Se me ocurre que la respuesta pasa por una generalización, que es la de nuestra muy mediocre educación política. A falta de pensar y ejercer lo político como un ejercicio que a todos compete (somos animales de la polis, dijo Aristóteles hace unos cuantos siglos) resulta más fácil, más cómodo, más rápido echar a un lado un bien (la democracia, claro) que requiere alimentarse, atesorarse, elaborarse y reelaborarse siempre en función de la praxis consuetudinaria. Entonces ocurre lo que nos aplasta las narices: llegamos a creer que lo político va de la epidermis para afuera, que no nos toca, que es asunto de esos corruptos enquistados en alcaldías, gobernaciones o curules, que si acaso lo rozamos terminaríamos contaminados, infectados, cuando todo lo contrario, es decir, la participación y el hecho de mojarnos los pies hasta donde podamos, es el camino menos tortuoso para alcanzar niveles sólidos de instituciones, poderes públicos, justicia, condiciones de existencia, y en fin, vida democrática.

Por supuesto, al tétrico paisaje anterior ayuda sin dudas el que los latinoamericanos ven en la miseria, el desempleo, la falta de oportunidades, la insalubridad, la inflación, el escaso poder adquisitivo de sus monedas y el pobre estado de derecho que cubre a nuestros países, como las materias pendientes que la democracia no ha logrado superar, achacándole buena parte de las culpas por la ruina generalizada y sintiéndola, al fin y al cabo, como una forma de convivencia que no ha estado a la altura de sus tareas. Se obvia alegremente que ella es sólo una ruta (la más efectiva concebida hasta el presente, repito) de quehacer político para acceder, si trabajamos duro en ello, a mayores niveles de desarrollo. Sobre esta situación se fragua lo que va conformando el rostro carcomido, desdentado, de una realidad que aparece en un informe como el del PNUD: gobiernos autoritarios pondrían freno a la desesperanza, al sufrimiento de la gente, pues una mano dura, sostenida sin mayores contrapesos en el garrote y en anacronismos de todos los pelajes, lograría al fin materializar promesas incumplidas por la democracia que tenemos. Para engordar semejante hipótesis, no faltaba más, pululan como moscas los iluminados, redentores, mesías o salvadores patrioteros listos para entrar en acción, sólo que, como lo indica la nunca bien ponderada experiencia en estas tierras, con exactitud de reloj suizo el medicamento termina siendo bastante peor que la enfermedad.
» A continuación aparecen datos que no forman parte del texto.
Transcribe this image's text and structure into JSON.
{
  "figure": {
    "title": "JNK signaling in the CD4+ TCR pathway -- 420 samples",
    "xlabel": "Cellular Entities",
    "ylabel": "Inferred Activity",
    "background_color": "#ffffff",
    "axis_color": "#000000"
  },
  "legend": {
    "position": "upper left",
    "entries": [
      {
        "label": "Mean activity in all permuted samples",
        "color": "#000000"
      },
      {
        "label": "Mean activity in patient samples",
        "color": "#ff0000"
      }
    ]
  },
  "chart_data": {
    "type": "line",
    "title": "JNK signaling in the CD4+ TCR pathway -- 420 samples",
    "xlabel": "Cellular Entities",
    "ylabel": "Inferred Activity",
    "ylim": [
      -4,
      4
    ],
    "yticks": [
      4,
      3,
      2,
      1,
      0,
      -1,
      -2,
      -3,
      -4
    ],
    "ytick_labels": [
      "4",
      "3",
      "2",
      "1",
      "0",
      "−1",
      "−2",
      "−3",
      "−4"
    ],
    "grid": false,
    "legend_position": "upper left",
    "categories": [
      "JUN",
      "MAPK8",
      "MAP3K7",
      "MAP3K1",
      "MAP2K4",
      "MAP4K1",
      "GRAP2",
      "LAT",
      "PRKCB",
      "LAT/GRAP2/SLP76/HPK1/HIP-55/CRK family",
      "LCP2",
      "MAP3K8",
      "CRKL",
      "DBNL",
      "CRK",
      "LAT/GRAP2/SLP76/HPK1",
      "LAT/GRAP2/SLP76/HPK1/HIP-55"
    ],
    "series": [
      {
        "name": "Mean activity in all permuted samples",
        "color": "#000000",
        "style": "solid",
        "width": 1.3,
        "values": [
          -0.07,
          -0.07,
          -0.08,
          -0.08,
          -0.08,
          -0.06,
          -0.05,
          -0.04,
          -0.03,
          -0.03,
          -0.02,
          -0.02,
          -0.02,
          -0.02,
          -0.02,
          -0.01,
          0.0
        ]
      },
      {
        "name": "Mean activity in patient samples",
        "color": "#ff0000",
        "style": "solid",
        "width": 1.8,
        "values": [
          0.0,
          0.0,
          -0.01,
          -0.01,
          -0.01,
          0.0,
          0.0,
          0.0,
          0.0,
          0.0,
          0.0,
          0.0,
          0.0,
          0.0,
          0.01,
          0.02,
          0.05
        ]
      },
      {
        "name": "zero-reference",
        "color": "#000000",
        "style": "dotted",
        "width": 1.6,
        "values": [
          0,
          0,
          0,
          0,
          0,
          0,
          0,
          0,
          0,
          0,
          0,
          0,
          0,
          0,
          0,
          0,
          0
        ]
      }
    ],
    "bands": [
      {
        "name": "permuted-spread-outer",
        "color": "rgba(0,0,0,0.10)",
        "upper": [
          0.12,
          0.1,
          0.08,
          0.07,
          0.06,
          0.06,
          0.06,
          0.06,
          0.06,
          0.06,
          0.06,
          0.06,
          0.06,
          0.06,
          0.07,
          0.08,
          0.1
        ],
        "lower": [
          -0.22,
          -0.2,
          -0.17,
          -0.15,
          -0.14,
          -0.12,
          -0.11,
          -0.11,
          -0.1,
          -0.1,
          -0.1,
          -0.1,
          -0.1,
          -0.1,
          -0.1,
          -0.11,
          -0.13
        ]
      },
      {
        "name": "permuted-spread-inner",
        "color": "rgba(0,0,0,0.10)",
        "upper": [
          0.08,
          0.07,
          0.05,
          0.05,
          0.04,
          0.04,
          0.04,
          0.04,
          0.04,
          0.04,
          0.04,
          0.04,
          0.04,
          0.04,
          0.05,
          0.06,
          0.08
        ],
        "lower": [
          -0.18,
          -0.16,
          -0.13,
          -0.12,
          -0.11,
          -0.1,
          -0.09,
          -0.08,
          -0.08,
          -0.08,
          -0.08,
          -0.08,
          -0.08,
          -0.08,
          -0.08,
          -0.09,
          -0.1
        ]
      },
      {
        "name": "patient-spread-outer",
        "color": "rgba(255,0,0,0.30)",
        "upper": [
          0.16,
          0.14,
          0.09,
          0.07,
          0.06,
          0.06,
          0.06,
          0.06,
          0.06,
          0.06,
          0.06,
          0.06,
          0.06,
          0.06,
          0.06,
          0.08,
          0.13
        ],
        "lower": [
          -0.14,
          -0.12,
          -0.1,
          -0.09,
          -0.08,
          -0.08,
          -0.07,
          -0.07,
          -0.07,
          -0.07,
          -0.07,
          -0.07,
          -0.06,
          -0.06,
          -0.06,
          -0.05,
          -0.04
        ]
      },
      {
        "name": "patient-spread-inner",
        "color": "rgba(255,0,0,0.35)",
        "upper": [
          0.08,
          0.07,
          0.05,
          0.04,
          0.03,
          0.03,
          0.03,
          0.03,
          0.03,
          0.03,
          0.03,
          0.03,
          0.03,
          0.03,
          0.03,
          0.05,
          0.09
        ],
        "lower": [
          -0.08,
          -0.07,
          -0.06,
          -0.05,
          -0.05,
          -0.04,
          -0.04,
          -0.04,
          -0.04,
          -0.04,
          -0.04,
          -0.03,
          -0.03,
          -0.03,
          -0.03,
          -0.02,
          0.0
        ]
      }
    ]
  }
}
Una de las características más asombrosas de la democracia es que a partir de ella, desde sus mismísimas tripas, pueden intentarse y obtenerse transformaciones que ahorrarán sacrificios y sin duda mucha sangre a los pueblos. Ejemplos hay de sobra. El tejido democrático se parece mucho a nuestra piel: si resulta herida es capaz de autorrepararse, pero si resulta mortalmente herida quizás no haya demasiado por hacer. Total, que los gendarmes necesarios y demás justificadores del puño férreo sobran, más aún considerando el abanico de crímenes y tropelías que acaban por implantar desde el poder.
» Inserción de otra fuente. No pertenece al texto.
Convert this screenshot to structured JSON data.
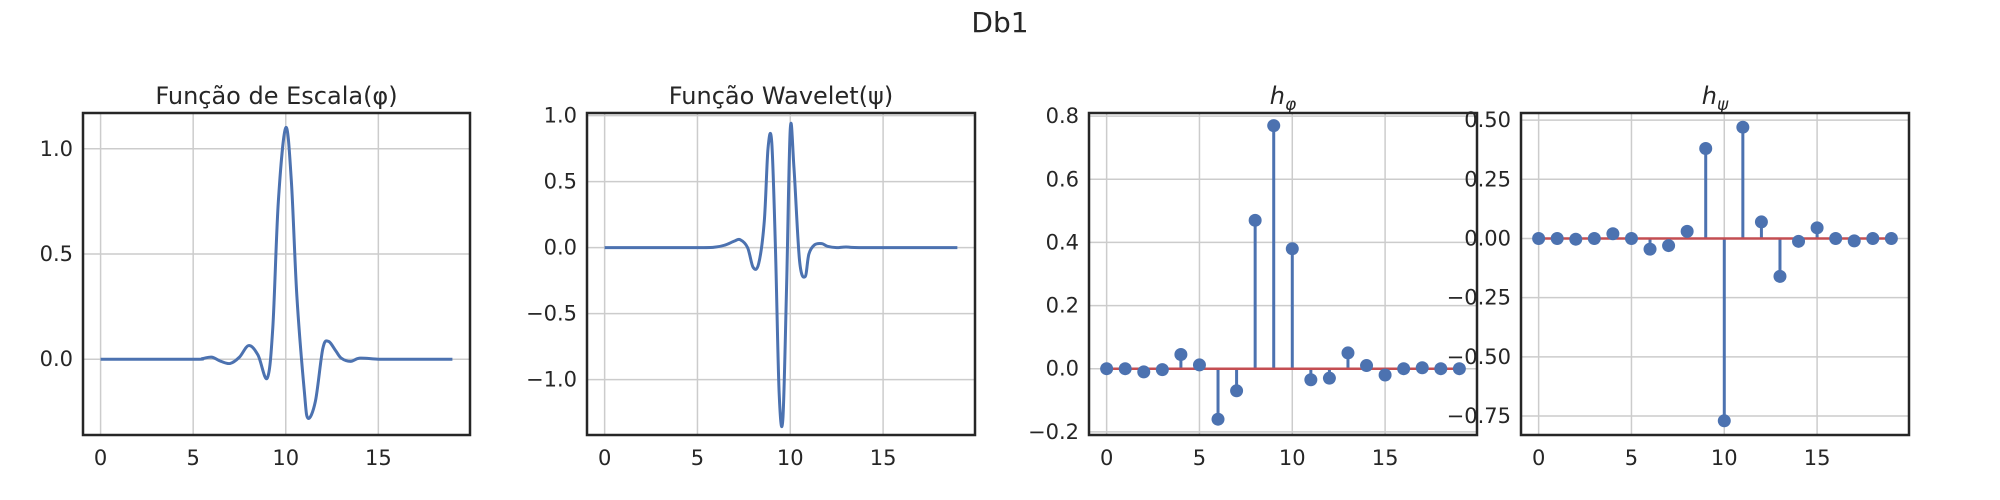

Si el trueque de libertad por autoritarismo es visto con buenos ojos, como una posibilidad nada execrable y sí atractiva para los ciudadanos, algo desprende un tufo pútrido en nuestras sociedades. La exclusión, la corrupción, la falta de solidaridad, de justicia y otras formas de sometimiento, son tumores que culminan abriéndoles de par en par las puertas a hombre fuertes, dictaduras y demás horrores por el estilo. En democracia es posible atender esos males, y obtener lo deseado. Lo otro es una vía de sombras ya probada por los latinoamericanos. Lo otro es el reino del gorilismo siempre amenazador que desde el plano literario Roa Bastos, Vargas Llosa o García Márquez nos han puesto enfrente, para que no lo olvidemos y estemos pendientes como nunca. Lo otro es la pesadilla que se vislumbra en el informe del PNUD.